En haut on ne voit pas toute la figure, mais seulement le bas de la figure ; une tête penchée en avant, dont ne se peut voir que le menton très court, caché par une barbe noire épaisse qui recouvre toute la bouche, et au dessus de laquelle ne se distingue que le bout du nez. Malheureusement la photographie s’arrête là, et elle est coupée transversalement par une raie qui ne laisse pas voir du tout les yeux et traverse la figure au ras de l’extrémité inférieure du nez.
Le cou est nu, avec un court ruban ( ?) noir, et les ornements divers, indistincts, qui sont au dessous de la draperie blanche.
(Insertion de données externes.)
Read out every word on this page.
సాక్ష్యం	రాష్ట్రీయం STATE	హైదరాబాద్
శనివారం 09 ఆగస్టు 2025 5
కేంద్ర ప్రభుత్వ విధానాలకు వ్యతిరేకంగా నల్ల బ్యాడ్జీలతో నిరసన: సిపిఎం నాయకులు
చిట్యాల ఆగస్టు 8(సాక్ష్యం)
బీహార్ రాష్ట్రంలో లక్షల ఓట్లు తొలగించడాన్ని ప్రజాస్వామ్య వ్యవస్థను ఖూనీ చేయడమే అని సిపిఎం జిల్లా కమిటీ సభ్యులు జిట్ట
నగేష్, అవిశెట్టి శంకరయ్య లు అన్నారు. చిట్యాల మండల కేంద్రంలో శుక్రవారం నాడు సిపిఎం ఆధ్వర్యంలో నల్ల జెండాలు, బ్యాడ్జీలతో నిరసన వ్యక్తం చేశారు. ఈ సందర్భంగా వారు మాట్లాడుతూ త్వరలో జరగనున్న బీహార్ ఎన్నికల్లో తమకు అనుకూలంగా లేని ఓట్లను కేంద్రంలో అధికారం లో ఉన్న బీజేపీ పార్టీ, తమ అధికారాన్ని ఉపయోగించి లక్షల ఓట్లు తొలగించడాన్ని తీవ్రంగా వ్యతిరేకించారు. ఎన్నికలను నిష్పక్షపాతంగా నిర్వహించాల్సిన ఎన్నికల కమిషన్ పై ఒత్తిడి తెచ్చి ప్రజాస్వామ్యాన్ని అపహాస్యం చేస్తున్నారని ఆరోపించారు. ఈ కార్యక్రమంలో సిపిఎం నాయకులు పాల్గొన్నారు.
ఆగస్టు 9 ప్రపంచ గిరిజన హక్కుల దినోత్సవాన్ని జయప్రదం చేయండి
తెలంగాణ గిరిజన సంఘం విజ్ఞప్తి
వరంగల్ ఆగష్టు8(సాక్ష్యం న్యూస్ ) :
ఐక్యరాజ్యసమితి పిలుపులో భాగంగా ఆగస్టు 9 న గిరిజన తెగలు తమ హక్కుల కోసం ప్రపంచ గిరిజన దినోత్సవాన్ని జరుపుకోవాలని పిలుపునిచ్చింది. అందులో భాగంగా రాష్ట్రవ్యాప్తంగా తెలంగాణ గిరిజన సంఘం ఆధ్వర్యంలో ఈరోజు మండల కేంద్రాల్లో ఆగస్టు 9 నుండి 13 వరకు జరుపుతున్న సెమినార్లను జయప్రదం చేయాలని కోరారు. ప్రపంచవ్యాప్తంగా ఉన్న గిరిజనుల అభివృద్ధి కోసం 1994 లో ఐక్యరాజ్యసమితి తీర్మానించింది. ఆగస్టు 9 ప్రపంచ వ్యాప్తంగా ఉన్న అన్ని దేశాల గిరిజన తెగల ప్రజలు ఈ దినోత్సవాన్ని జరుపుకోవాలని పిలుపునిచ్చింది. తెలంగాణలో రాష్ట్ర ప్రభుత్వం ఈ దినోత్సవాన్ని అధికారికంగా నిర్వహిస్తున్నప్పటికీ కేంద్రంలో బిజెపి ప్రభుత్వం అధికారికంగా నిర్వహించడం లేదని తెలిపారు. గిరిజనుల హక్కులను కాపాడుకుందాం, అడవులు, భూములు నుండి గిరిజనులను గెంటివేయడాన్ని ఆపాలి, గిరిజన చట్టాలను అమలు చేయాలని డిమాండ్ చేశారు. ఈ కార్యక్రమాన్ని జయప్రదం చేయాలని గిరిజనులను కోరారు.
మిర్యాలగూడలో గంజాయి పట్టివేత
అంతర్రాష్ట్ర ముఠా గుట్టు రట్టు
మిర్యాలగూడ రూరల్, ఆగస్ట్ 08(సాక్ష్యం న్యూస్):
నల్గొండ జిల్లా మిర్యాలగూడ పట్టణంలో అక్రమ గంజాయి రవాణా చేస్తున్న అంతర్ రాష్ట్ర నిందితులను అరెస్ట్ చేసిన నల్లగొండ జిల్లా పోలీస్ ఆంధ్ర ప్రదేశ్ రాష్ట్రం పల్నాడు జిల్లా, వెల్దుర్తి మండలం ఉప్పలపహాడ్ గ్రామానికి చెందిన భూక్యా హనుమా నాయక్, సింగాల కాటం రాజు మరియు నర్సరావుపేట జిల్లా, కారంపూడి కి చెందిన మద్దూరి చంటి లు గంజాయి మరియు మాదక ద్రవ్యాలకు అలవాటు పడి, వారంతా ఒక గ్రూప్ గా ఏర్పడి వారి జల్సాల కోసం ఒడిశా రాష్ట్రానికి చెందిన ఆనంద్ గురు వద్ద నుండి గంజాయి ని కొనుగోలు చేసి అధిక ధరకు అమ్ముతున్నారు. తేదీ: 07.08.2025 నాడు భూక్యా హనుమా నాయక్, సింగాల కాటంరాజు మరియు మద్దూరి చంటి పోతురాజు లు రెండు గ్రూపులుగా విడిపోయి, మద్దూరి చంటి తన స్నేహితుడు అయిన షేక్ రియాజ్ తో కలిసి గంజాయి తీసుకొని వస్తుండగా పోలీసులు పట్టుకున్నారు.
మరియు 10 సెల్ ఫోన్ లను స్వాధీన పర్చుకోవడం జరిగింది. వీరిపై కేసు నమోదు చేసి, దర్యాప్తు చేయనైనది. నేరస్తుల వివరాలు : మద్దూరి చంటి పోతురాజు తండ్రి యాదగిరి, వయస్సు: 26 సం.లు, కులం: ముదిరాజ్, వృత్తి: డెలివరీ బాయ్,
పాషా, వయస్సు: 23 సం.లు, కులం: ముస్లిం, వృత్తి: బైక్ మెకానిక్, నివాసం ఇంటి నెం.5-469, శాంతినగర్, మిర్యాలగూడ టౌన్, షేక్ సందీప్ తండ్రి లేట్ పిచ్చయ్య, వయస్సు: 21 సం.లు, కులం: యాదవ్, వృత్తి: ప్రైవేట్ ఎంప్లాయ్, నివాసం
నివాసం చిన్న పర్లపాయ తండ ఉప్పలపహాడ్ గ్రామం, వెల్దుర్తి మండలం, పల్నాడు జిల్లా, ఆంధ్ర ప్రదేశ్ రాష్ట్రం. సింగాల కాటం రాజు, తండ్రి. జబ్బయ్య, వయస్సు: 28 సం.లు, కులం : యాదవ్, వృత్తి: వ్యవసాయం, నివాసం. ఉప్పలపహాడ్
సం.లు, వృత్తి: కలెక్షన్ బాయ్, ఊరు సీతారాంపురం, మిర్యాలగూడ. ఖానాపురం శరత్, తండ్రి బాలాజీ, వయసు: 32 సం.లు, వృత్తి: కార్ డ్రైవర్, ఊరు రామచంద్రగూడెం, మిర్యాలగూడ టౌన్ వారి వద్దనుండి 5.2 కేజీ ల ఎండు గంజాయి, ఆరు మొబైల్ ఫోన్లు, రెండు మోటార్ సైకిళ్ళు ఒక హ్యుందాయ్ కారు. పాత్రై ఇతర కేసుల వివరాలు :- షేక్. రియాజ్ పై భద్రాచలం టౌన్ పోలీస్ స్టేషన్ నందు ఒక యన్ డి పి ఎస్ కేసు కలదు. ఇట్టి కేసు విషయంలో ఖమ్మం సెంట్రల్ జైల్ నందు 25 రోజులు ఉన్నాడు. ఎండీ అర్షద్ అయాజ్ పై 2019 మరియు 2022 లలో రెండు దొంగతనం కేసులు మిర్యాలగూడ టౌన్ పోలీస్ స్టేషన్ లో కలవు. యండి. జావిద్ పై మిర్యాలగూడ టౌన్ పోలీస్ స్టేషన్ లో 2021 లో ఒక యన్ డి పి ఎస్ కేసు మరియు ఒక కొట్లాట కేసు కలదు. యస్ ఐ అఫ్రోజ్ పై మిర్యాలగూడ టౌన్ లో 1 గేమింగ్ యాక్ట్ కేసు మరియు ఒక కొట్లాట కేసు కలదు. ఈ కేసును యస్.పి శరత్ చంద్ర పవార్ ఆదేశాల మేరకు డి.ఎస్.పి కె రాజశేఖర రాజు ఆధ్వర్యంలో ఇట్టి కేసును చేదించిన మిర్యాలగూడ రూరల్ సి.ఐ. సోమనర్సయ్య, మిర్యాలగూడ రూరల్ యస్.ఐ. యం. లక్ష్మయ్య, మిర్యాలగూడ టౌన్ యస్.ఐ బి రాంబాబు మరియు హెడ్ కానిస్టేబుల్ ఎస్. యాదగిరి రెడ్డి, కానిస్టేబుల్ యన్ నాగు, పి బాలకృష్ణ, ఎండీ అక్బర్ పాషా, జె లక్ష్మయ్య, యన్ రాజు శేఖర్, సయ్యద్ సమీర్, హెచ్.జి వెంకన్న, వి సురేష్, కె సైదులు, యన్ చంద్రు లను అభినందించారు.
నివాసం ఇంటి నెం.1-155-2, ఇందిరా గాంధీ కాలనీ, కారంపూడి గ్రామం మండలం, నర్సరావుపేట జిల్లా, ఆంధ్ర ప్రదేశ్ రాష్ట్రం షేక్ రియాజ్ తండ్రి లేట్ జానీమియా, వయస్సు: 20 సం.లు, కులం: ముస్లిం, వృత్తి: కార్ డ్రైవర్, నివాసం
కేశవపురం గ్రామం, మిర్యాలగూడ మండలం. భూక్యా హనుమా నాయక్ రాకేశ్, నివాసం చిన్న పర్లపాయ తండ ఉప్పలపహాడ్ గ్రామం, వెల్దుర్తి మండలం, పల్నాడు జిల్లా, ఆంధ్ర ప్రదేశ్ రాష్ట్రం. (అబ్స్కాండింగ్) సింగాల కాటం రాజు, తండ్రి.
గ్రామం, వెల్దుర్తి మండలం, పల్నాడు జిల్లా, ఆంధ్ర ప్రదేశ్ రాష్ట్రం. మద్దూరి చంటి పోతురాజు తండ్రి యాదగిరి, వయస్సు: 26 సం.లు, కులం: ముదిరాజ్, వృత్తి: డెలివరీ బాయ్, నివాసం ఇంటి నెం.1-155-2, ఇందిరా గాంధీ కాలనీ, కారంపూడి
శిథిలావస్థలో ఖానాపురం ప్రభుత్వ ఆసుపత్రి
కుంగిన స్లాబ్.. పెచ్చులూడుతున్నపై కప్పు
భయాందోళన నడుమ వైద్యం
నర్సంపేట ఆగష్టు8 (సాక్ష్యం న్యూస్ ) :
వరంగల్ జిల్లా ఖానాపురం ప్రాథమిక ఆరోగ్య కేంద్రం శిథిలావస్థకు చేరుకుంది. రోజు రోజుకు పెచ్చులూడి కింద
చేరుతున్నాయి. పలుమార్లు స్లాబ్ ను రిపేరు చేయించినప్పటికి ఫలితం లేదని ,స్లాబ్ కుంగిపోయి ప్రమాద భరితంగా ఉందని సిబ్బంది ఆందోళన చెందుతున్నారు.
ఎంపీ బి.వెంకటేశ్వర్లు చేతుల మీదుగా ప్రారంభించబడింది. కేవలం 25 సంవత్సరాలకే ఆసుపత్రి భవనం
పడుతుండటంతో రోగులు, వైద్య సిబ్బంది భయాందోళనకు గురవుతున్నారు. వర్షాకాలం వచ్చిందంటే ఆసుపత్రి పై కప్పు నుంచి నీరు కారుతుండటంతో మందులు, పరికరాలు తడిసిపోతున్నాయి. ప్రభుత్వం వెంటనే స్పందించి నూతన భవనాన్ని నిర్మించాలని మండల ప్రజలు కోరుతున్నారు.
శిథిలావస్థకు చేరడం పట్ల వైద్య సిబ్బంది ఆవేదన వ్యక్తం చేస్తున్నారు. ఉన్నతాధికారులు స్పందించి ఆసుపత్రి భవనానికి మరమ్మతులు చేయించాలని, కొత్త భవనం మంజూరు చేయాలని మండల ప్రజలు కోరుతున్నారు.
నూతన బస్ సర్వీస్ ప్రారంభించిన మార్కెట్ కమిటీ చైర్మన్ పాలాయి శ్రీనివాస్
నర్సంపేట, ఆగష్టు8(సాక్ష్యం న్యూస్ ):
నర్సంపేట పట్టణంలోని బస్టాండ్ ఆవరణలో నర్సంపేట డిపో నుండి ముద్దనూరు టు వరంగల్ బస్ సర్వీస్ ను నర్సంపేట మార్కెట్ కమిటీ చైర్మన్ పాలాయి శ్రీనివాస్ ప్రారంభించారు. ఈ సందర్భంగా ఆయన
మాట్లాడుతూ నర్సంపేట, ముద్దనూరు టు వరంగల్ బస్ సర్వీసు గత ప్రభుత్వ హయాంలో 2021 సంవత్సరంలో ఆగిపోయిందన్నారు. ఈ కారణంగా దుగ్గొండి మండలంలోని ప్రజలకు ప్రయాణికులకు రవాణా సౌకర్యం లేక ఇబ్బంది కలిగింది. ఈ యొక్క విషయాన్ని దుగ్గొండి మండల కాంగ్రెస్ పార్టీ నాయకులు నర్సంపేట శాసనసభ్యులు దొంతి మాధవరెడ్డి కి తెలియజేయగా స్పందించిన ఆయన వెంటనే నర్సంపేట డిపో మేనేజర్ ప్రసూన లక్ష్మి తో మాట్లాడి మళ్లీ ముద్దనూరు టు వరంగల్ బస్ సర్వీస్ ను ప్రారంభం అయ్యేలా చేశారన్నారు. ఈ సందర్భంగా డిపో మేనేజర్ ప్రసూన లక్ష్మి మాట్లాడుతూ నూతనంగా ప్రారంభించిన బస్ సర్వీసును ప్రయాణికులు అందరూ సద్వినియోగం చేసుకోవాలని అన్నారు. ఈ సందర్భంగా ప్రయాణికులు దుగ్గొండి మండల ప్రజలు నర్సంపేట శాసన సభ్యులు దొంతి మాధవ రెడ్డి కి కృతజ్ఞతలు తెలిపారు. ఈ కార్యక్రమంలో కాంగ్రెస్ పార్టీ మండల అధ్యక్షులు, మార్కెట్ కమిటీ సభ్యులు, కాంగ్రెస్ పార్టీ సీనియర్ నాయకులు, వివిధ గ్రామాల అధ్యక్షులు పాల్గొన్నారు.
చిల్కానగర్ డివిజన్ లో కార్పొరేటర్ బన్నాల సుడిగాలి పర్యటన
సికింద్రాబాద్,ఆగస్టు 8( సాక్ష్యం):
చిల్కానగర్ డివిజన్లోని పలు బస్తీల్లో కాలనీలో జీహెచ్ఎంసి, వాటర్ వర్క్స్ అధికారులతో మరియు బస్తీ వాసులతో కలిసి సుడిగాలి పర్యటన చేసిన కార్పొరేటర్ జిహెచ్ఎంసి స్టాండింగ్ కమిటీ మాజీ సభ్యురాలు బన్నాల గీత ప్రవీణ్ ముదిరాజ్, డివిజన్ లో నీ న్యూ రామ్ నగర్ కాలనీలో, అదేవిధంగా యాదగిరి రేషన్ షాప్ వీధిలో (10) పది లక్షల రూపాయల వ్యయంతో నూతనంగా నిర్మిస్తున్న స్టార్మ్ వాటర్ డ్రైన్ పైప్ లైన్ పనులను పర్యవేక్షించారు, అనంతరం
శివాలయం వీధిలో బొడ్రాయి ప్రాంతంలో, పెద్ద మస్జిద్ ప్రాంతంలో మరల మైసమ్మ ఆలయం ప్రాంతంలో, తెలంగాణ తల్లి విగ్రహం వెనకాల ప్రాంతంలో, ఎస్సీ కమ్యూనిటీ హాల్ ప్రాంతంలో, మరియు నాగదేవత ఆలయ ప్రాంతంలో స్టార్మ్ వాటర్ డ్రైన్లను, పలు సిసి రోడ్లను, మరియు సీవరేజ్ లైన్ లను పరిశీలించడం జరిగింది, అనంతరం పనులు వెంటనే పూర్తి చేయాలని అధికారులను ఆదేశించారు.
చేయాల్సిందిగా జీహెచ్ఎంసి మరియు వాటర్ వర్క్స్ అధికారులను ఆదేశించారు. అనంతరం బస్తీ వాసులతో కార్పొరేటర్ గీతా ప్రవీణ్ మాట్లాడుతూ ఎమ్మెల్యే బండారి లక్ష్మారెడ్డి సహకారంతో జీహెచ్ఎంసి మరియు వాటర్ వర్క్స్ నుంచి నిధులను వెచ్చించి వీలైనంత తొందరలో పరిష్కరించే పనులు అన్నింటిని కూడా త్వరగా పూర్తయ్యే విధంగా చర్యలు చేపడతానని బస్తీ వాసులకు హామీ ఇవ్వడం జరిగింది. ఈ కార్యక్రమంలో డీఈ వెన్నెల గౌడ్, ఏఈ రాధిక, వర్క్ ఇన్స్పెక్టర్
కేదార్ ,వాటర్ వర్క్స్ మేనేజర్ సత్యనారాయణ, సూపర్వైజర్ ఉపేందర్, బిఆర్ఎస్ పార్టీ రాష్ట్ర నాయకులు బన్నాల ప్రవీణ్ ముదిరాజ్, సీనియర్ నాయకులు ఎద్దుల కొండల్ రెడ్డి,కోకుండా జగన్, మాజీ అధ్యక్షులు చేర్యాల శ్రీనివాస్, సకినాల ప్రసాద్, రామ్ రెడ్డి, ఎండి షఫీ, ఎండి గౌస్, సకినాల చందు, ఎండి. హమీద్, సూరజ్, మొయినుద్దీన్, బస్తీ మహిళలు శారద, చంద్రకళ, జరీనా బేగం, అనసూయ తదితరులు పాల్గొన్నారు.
En bas du fantôme et à sa gauche on distingue une manche qui paraît plus ou moins vide, et quelque chose comme une forme de corsage. L’éclat blanc du fantôme éclairé par le magnésium est tel que la table de bois noir en est illuminée, et on en voit le reflet comme une surface polie. L’ouverture du rideau en est aussi, à une certaine distance, rendue plus lumineuse. Le rideau est d’ailleurs légèrement repoussé et rejeté à gauche.
La stéréoscopie (Ia) ajoute quelques détails intéressants : tout s’y trouve confirmé, notamment la forme nuageuse, indistincte, de la main gauche du fantôme enveloppée de la draperie. Ces nuages qui terminent la main sont en avant du rideau. On remarquera aura la différence de précision entre cette draperie blanche dont on ne distingue pas les contours, et les contours si nets de l’épaule d’Aicha.
La figure de B.B. est très profondément enfoncée dans cette draperie, qui semble former en avant, comme pour la propager ou la cacher, un long couloir, au fond duquel la figure se distingue à peine. Entre la figure et la draperie sont des ornements, des bandeaux, des étoffes, dont on ne distingue pas la nature, mais qui semblent vraiment assez compliqués.
En bas à gauche, une toute petite saillie angulaire révèle la manche de Marthe, qu’on voit placée à un plan très postérieur. Si l’on ne voit que le bout de la manche, c’est parce que l’angle où j’ai pris la photographie vérascopique n’était pas le même angle où a été prise la photographie kodak. Ce qui est remarquable, c’est l’extrême minceur de cette draperie, contrastant avec l’épaisseur relative du voile de B.B. dans les autres photographies.
La photographie II est seulement vérascopique. Elle a été prise le mardi 29, alors que Mlle X., qui prenait la photographie kodak, était absente. On distingue diverses choses intéressantes. Aischa d’abord apparaît, très nettement photographiée.
On voit sa figure noire, ses traits, sa peau à reflets métalliques. Sa tête est renversée en arrière ; et elle regarde, en faisant, sans remuer la tête, converger les yeux de droite, vers B.B. Quant au baldaquin, on le voit en entier car malheureusement la photographie a été prise un peu trop haute. En tout cas chacun pourra ainsi se rendre compte des conditions dans lesquelles l’expérience a eu lieu.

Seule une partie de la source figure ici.